As much as we don’t want to sell the land in CO, we don’t know what else to do. We have NO WAY of paying for it. And it is due by November 3. We pay a lot each month on interest alone. We have tried to sell the land for the last few months with no offers. We are willing to accept any reasonable offer. But there have been none. What is God doing? I am not sure. The money I was making was paying off the extra debt we had and would have almost been paid off by now had it not dropped in the last couple of months and keeps dropping. The issue that really consumes my thoughts is the look on my husbands face when he comes home from work and gets ready to leave for work. He is so tired and so drained. He is going to work at 9:45 each night and doesn’t get home until after 9 in the morning. He tries to sleep during the day but it is very hard. On the weekends he gets up while we are still asleep (because he is used to being awake at night) and then by 2 in the afternoon he is ready to go to bed. So our time with him is so short. His life is just made up of going to work and trying to sleep. He desires to have a life lived for Christ reaching those that are lost. But until we sell this land or somehow find a way to pay for it, this is the life he must live. It breaks my heart! But I feel so helpless to do anything. I am trying to get the word out about the land to all I can in hopes that God will bring it to the attention of the one who is to buy it. But….
I see him looking at the local paper online of the small town that our land is in. He still longs for that little town, as we all do. But where would the money come from to pay for it? It would be nice to be able to go there between mission trips (or on the sabbaticals) . But I have sought answers to these questions and I really don’t have any answers. We honestly can’t go on this way. John has never been this unhappy in a job, ever. If he finds another job, which he is looking, then the pay will be a LOT less. Which that is fine, but we still have so much to pay on. My heart breaks to see how worn out and miserable he is right now. I would do anything I could to “fix” it. But I don’t see anything that I can do. I have thought about selling everything including the house, only that would not get us much and we wouldn’t have a place to live while we still need one here.

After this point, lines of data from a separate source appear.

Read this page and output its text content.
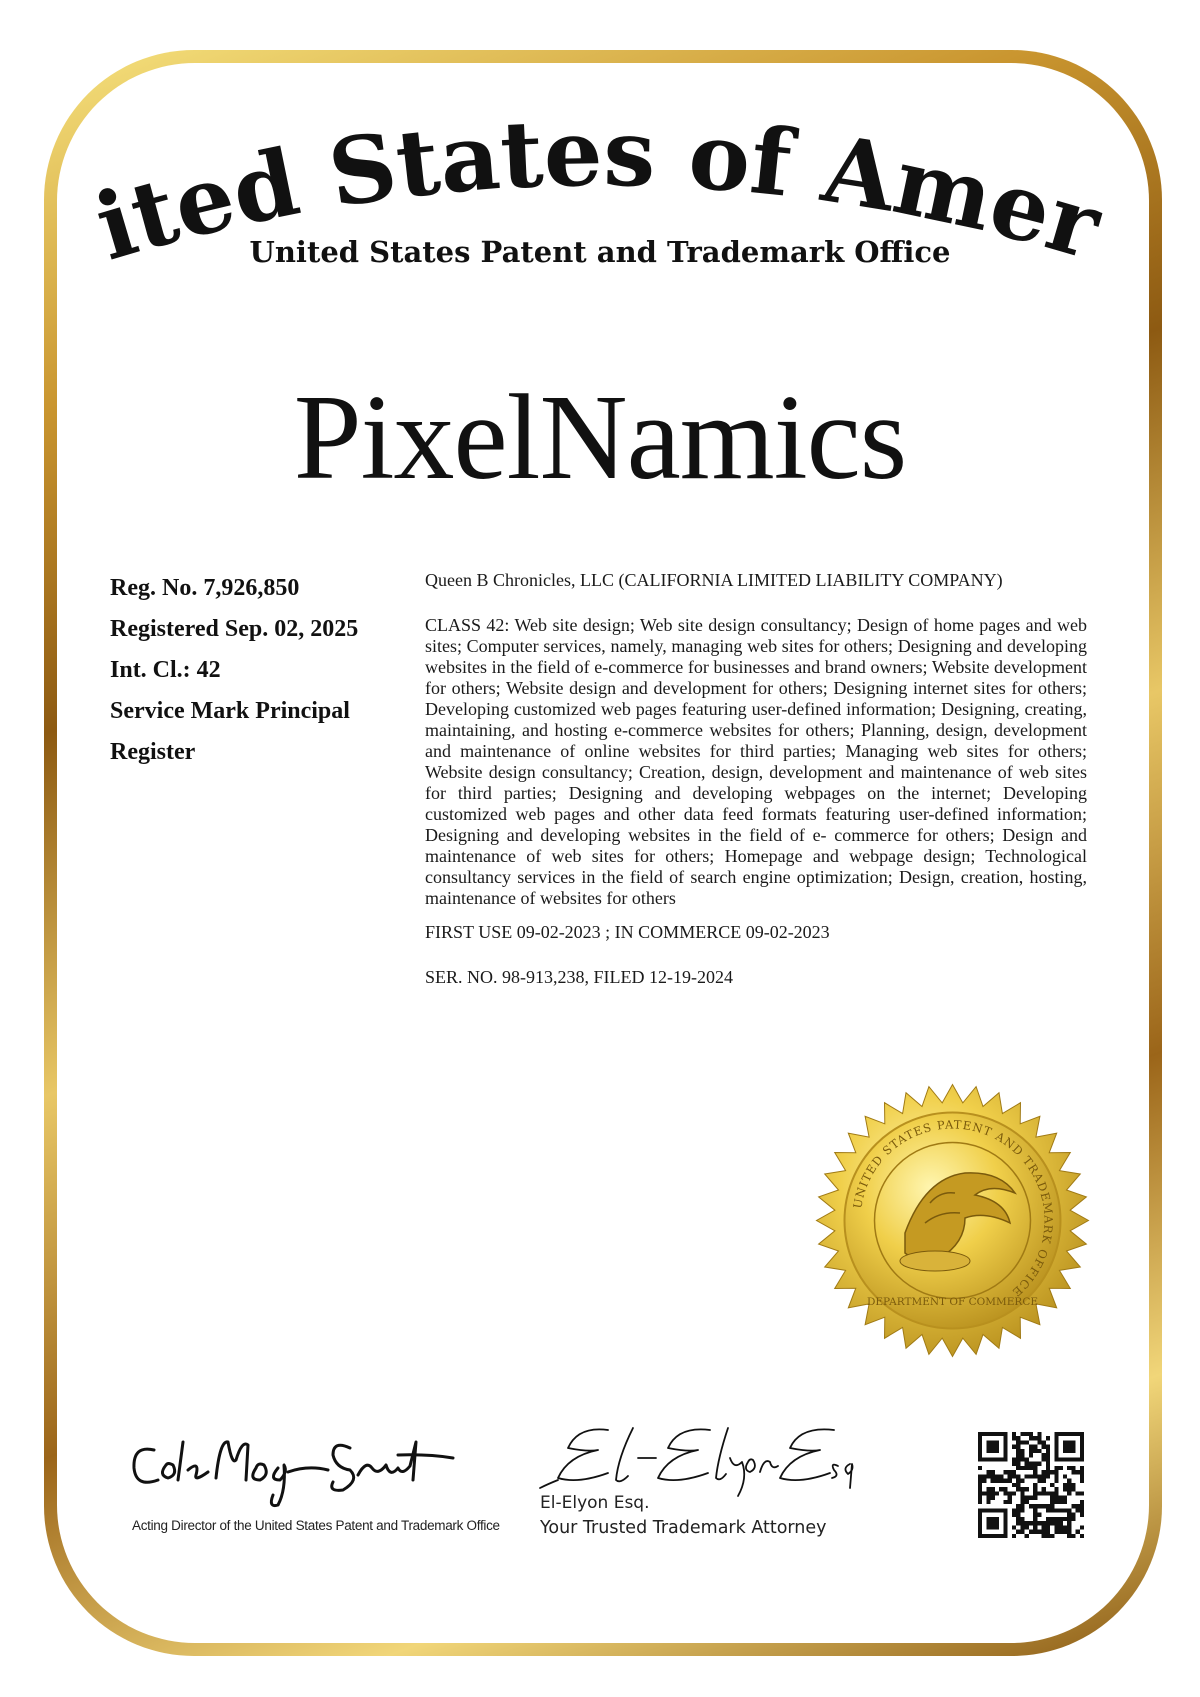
ited States of Amer
United States Patent and Trademark Office
PixelNamics
Reg. No. 7,926,850
Registered Sep. 02, 2025
Int. Cl.: 42
Service Mark Principal
Register
Queen B Chronicles, LLC (CALIFORNIA LIMITED LIABILITY COMPANY)
CLASS 42: Web site design; Web site design consultancy; Design of home pages and web sites; Computer services, namely, managing web sites for others; Designing and developing websites in the field of e-commerce for businesses and brand owners; Website development for others; Website design and development for others; Designing internet sites for others; Developing customized web pages featuring user-defined information; Designing, creating, maintaining, and hosting e-commerce websites for others; Planning, design, development and maintenance of online websites for third parties; Managing web sites for others; Website design consultancy; Creation, design, development and maintenance of web sites for third parties; Designing and developing webpages on the internet; Developing customized web pages and other data feed formats featuring user-defined information; Designing and developing websites in the field of e- commerce for others; Design and maintenance of web sites for others; Homepage and webpage design; Technological consultancy services in the field of search engine optimization; Design, creation, hosting, maintenance of websites for others
FIRST USE 09-02-2023 ; IN COMMERCE 09-02-2023
SER. NO. 98-913,238, FILED 12-19-2024
UNITED STATES PATENT AND TRADEMARK OFFICE
DEPARTMENT OF COMMERCE
Acting Director of the United States Patent and Trademark Office
El-Elyon Esq.
Your Trusted Trademark Attorney
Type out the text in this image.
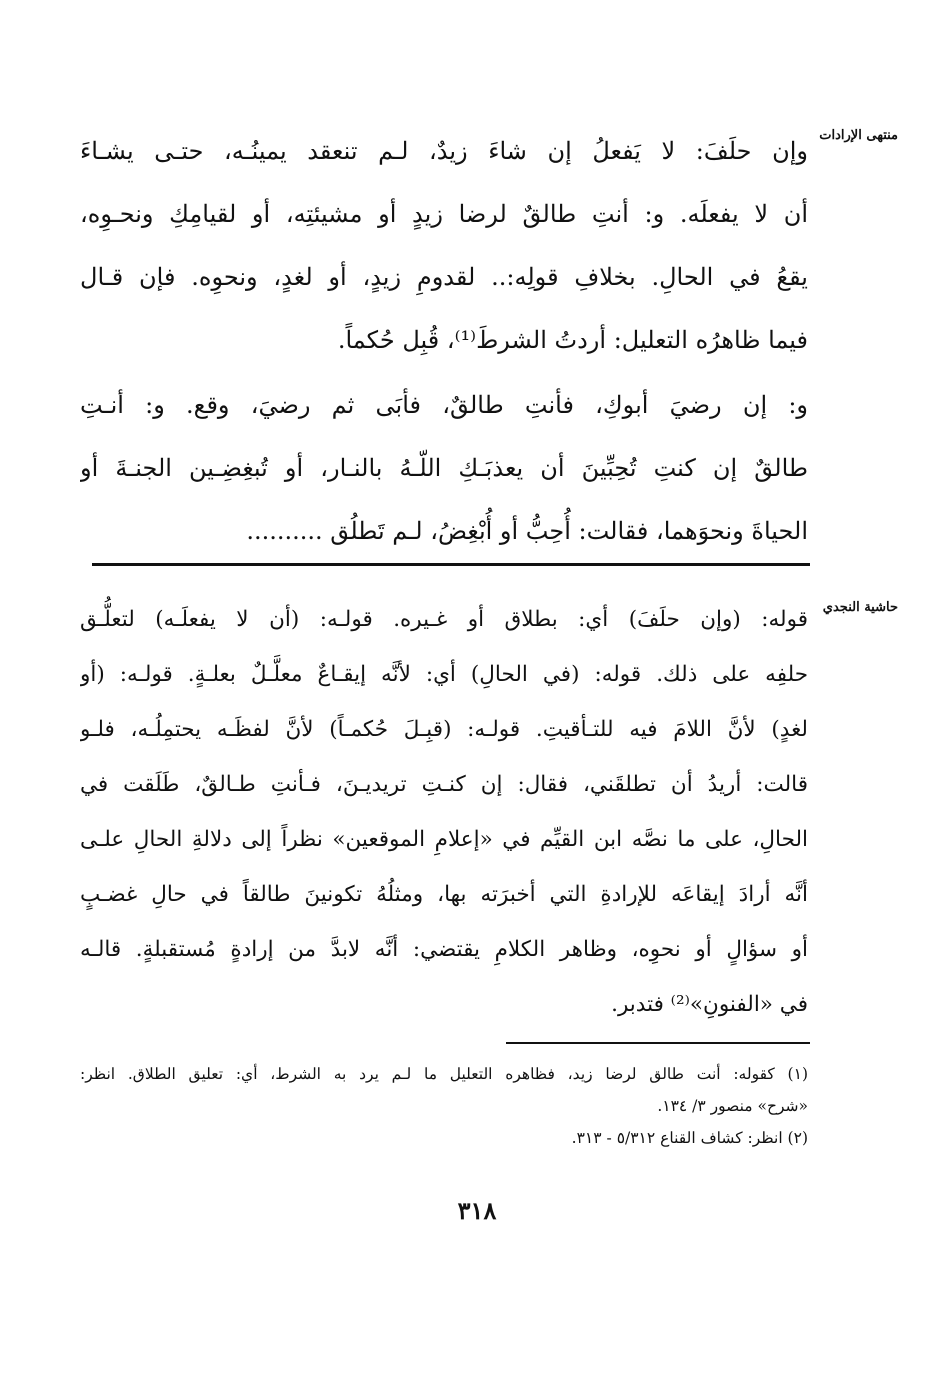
منتهى الإرادات
وإن حلَفَ: لا يَفعلُ إن شاءَ زيدٌ، لـم تنعقد يمينُـه، حتـى يشـاءَ
أن لا يفعلَه. و: أنتِ طالقٌ لرضا زيدٍ أو مشيئتِه، أو لقيامِكِ ونحـوِه،
يقعُ في الحالِ. بخلافِ قولِه:.. لقدومِ زيدٍ، أو لغدٍ، ونحوِه. فإن قـال
فيما ظاهرُه التعليل: أردتُ الشرطَ⁽¹⁾، قُبِل حُكماً.
و: إن رضيَ أبوكِ، فأنتِ طالقٌ، فأبَى ثم رضيَ، وقع. و: أنـتِ
طالقٌ إن كنتِ تُحِبِّينَ أن يعذبَـكِ اللّـهُ بالنـار، أو تُبغِضِـين الجنـةَ أو
الحياةَ ونحوَهما، فقالت: أُحِبُّ أو أُبْغِضُ، لـم تَطلُق ..........
حاشية النجدي
قوله: (وإن حلَفَ) أي: بطلاق أو غـيره. قولـه: (أن لا يفعلَـه) لتعلُّـق
حلفِه على ذلك. قوله: (في الحالِ) أي: لأنَّه إيقـاعٌ معلَّـلٌ بعلـةٍ. قولـه: (أو
لغدٍ) لأنَّ اللامَ فيه للتـأقيتِ. قولـه: (قبِـلَ حُكمـاً) لأنَّ لفظَـه يحتمِلُـه، فلـو
قالت: أريدُ أن تطلقَني، فقال: إن كنـتِ تريديـنَ، فـأنتِ طـالقٌ، طَلَقت في
الحالِ، على ما نصَّه ابن القيِّم في «إعلامِ الموقعين» نظراً إلى دلالةِ الحالِ علـى
أنَّه أرادَ إيقاعَه للإرادةِ التي أخبرَته بها، ومثلُهُ تكونينَ طالقاً في حالِ غضـبٍ
أو سؤالٍ أو نحوِه، وظاهر الكلامِ يقتضي: أنَّه لابدَّ من إرادةٍ مُستقبلةٍ. قالـه
في «الفنونِ»⁽²⁾ فتدبر.
(١) كقوله: أنت طالق لرضا زيد، فظاهره التعليل ما لـم يرد به الشرط، أي: تعليق الطلاق. انظر:
«شرح» منصور ٣/ ١٣٤.
(٢) انظر: كشاف القناع ٥/٣١٢ - ٣١٣.
٣١٨
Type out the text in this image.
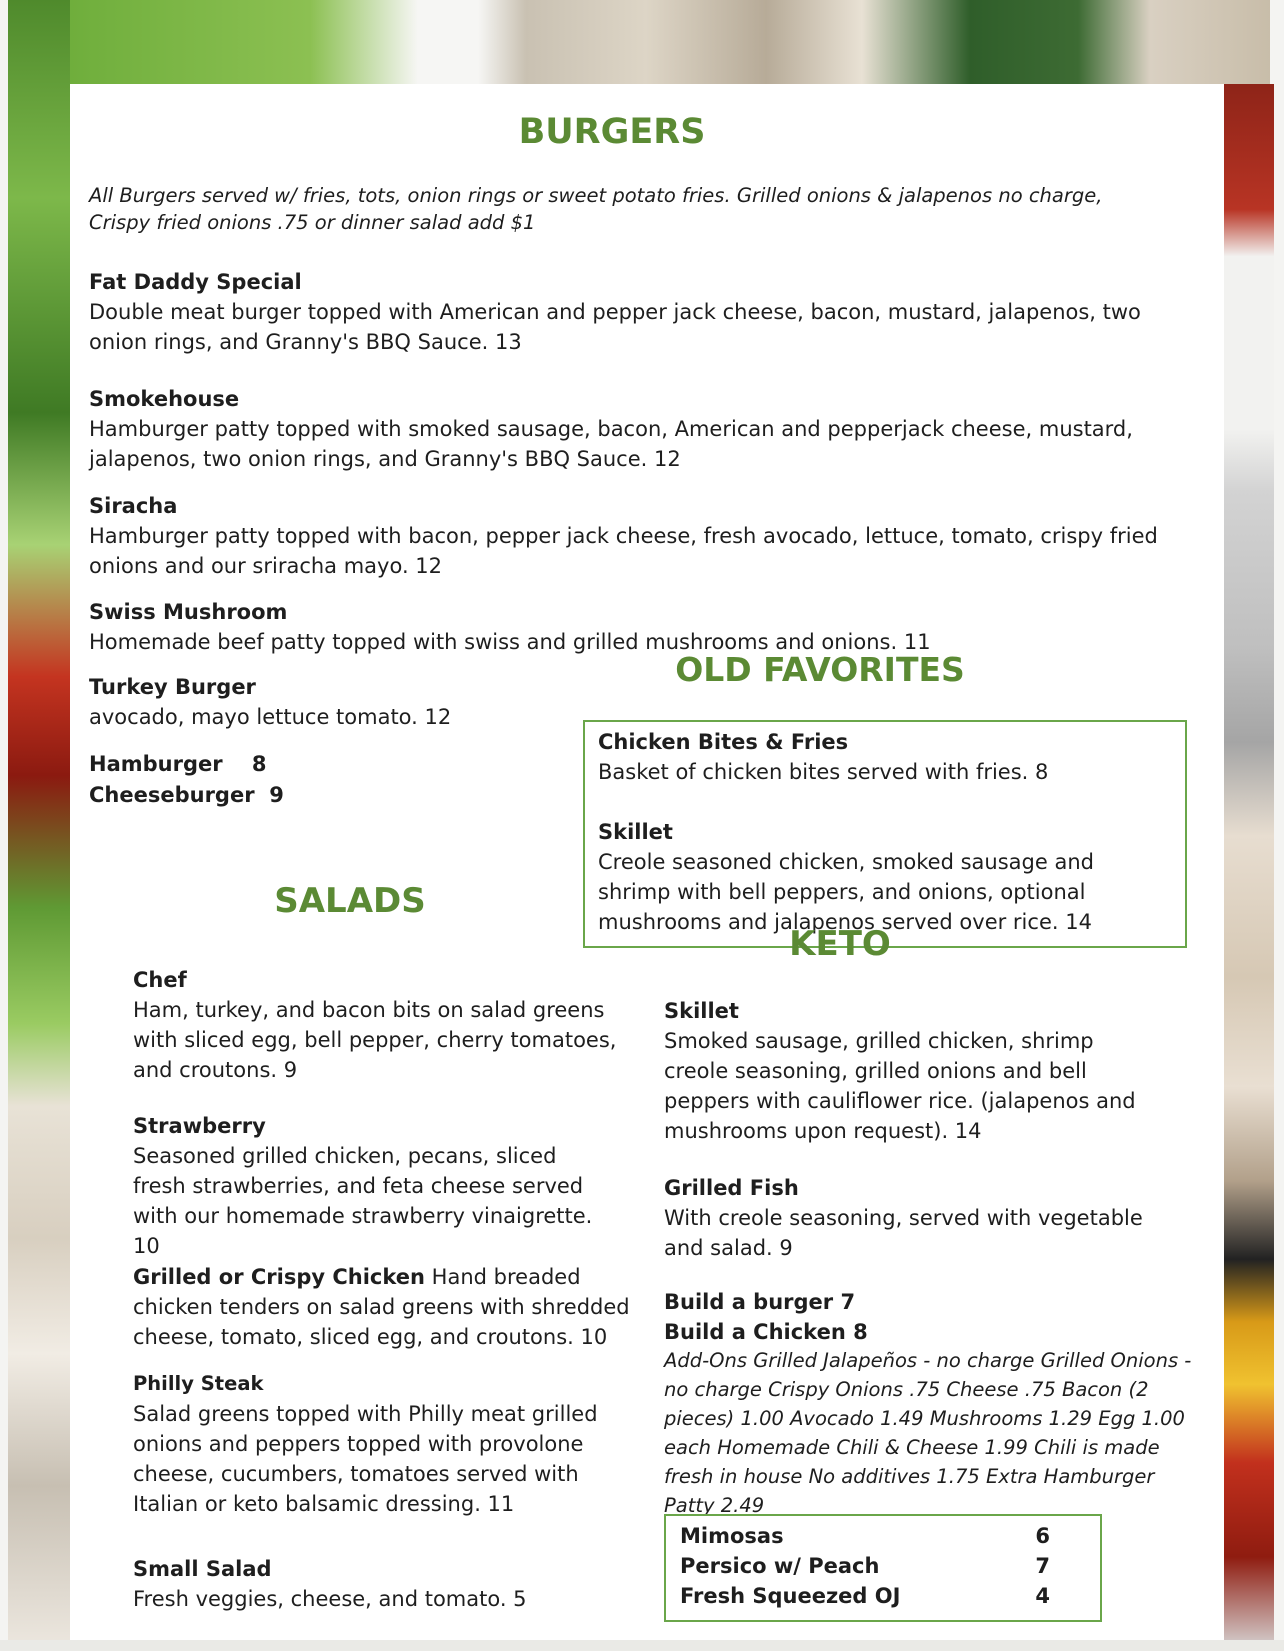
BURGERS
All Burgers served w/ fries, tots, onion rings or sweet potato fries. Grilled onions & jalapenos no charge, Crispy fried onions .75 or dinner salad add $1
Fat Daddy Special
Double meat burger topped with American and pepper jack cheese, bacon, mustard, jalapenos, two onion rings, and Granny's BBQ Sauce. 13
Smokehouse
Hamburger patty topped with smoked sausage, bacon, American and pepperjack cheese, mustard, jalapenos, two onion rings, and Granny's BBQ Sauce. 12
Siracha
Hamburger patty topped with bacon, pepper jack cheese, fresh avocado, lettuce, tomato, crispy fried onions and our sriracha mayo. 12
Swiss Mushroom
Homemade beef patty topped with swiss and grilled mushrooms and onions. 11
Turkey Burger
avocado, mayo lettuce tomato. 12
Hamburger 8
Cheeseburger 9
OLD FAVORITES
Chicken Bites & Fries
Basket of chicken bites served with fries. 8
Skillet
Creole seasoned chicken, smoked sausage and shrimp with bell peppers, and onions, optional mushrooms and jalapenos served over rice. 14
SALADS
Chef
Ham, turkey, and bacon bits on salad greens with sliced egg, bell pepper, cherry tomatoes, and croutons. 9
Strawberry
Seasoned grilled chicken, pecans, sliced fresh strawberries, and feta cheese served with our homemade strawberry vinaigrette. 10
Grilled or Crispy Chicken Hand breaded chicken tenders on salad greens with shredded cheese, tomato, sliced egg, and croutons. 10
Philly Steak
Salad greens topped with Philly meat grilled onions and peppers topped with provolone cheese, cucumbers, tomatoes served with Italian or keto balsamic dressing. 11
Small Salad
Fresh veggies, cheese, and tomato. 5
KETO
Skillet
Smoked sausage, grilled chicken, shrimp creole seasoning, grilled onions and bell peppers with cauliflower rice. (jalapenos and mushrooms upon request). 14
Grilled Fish
With creole seasoning, served with vegetable and salad. 9
Build a burger 7
Build a Chicken 8
Add-Ons Grilled Jalapeños - no charge Grilled Onions - no charge Crispy Onions .75 Cheese .75 Bacon (2 pieces) 1.00 Avocado 1.49 Mushrooms 1.29 Egg 1.00 each Homemade Chili & Cheese 1.99 Chili is made fresh in house No additives 1.75 Extra Hamburger Patty 2.49
Mimosas	6
Persico w/ Peach	7
Fresh Squeezed OJ	4
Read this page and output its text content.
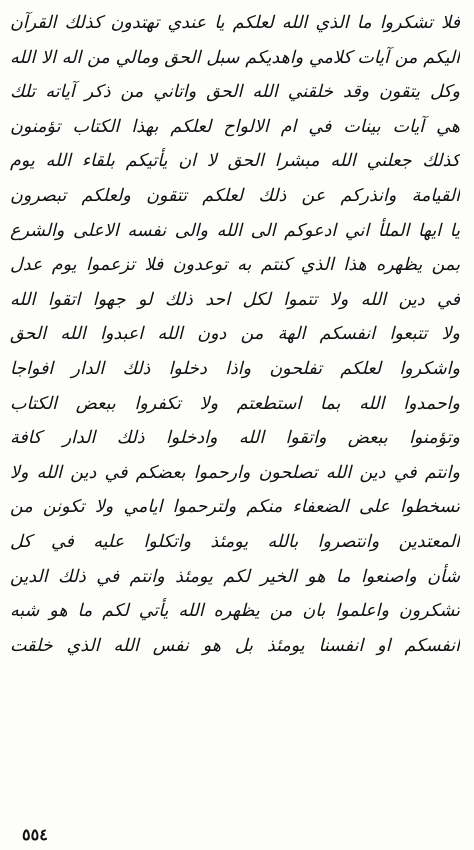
فلا تشكروا ما الذي الله لعلكم يا عندي تهتدون كذلك القرآن
اليكم من آيات كلامي واهديكم سبل الحق ومالي من اله الا الله
وكل يتقون وقد خلقني الله الحق واتاني من ذكر آياته تلك
هي آيات بينات في ام الالواح لعلكم بهذا الكتاب تؤمنون
كذلك جعلني الله مبشرا الحق لا ان يأتيكم بلقاء الله يوم
القيامة وانذركم عن ذلك لعلكم تتقون ولعلكم تبصرون
يا ايها الملأ اني ادعوكم الى الله والى نفسه الاعلى والشرع
بمن يظهره هذا الذي كنتم به توعدون فلا تزعموا يوم عدل
في دين الله ولا تتموا لكل احد ذلك لو جهوا اتقوا الله
ولا تتبعوا انفسكم الهة من دون الله اعبدوا الله الحق
واشكروا لعلكم تفلحون واذا دخلوا ذلك الدار افواجا
واحمدوا الله بما استطعتم ولا تكفروا ببعض الكتاب
وتؤمنوا ببعض واتقوا الله وادخلوا ذلك الدار كافة
وانتم في دين الله تصلحون وارحموا بعضكم في دين الله ولا
تسخطوا على الضعفاء منكم ولترحموا ايامي ولا تكونن من
المعتدين وانتصروا بالله يومئذ واتكلوا عليه في كل
شأن واصنعوا ما هو الخير لكم يومئذ وانتم في ذلك الدين
تشكرون واعلموا بان من يظهره الله يأتي لكم ما هو شبه
انفسكم او انفسنا يومئذ بل هو نفس الله الذي خلقت
٥٥٤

I have been working on our food bill and doing really good. I am trying to make our house a nicer place to be in. I am trying to get the bills paid off as quickly as possible, but the land isn’t something I can pay off. Please lift these things up and if God lays it on your heart to share an idea with me, please do. We have less than 5 months to pay off the land or sell it. We have one year to get other things in order so that at the end of that 42 week training we are ready to go if God is ready to send us. We need this done so we can get out there and share the Gospel to those who do not know Him. Time is short and we must reach as many as we can. Please help us do that by praying that answers will come.
Thanks everyone! You know my heart, please pray for direction and answers. And funds to either pay it off or from selling it. Because the reason I am here are many but the most important is to serve a wonderful, powerful God. To do His will in and through my life, thoughts and actions. My reason for living is to reach others for Christ while there is still time. Christ will return like a thief in the night, in a blink of an eye. I want to be ready when I face my Lord and know that I gave it my all and didn't just go through the motions. Please help us move forward so that our desire to serve the Lord in a powerful way will be realized.
What is the reason you are here? I hope it is the same. May God bless you all in your quest to do that.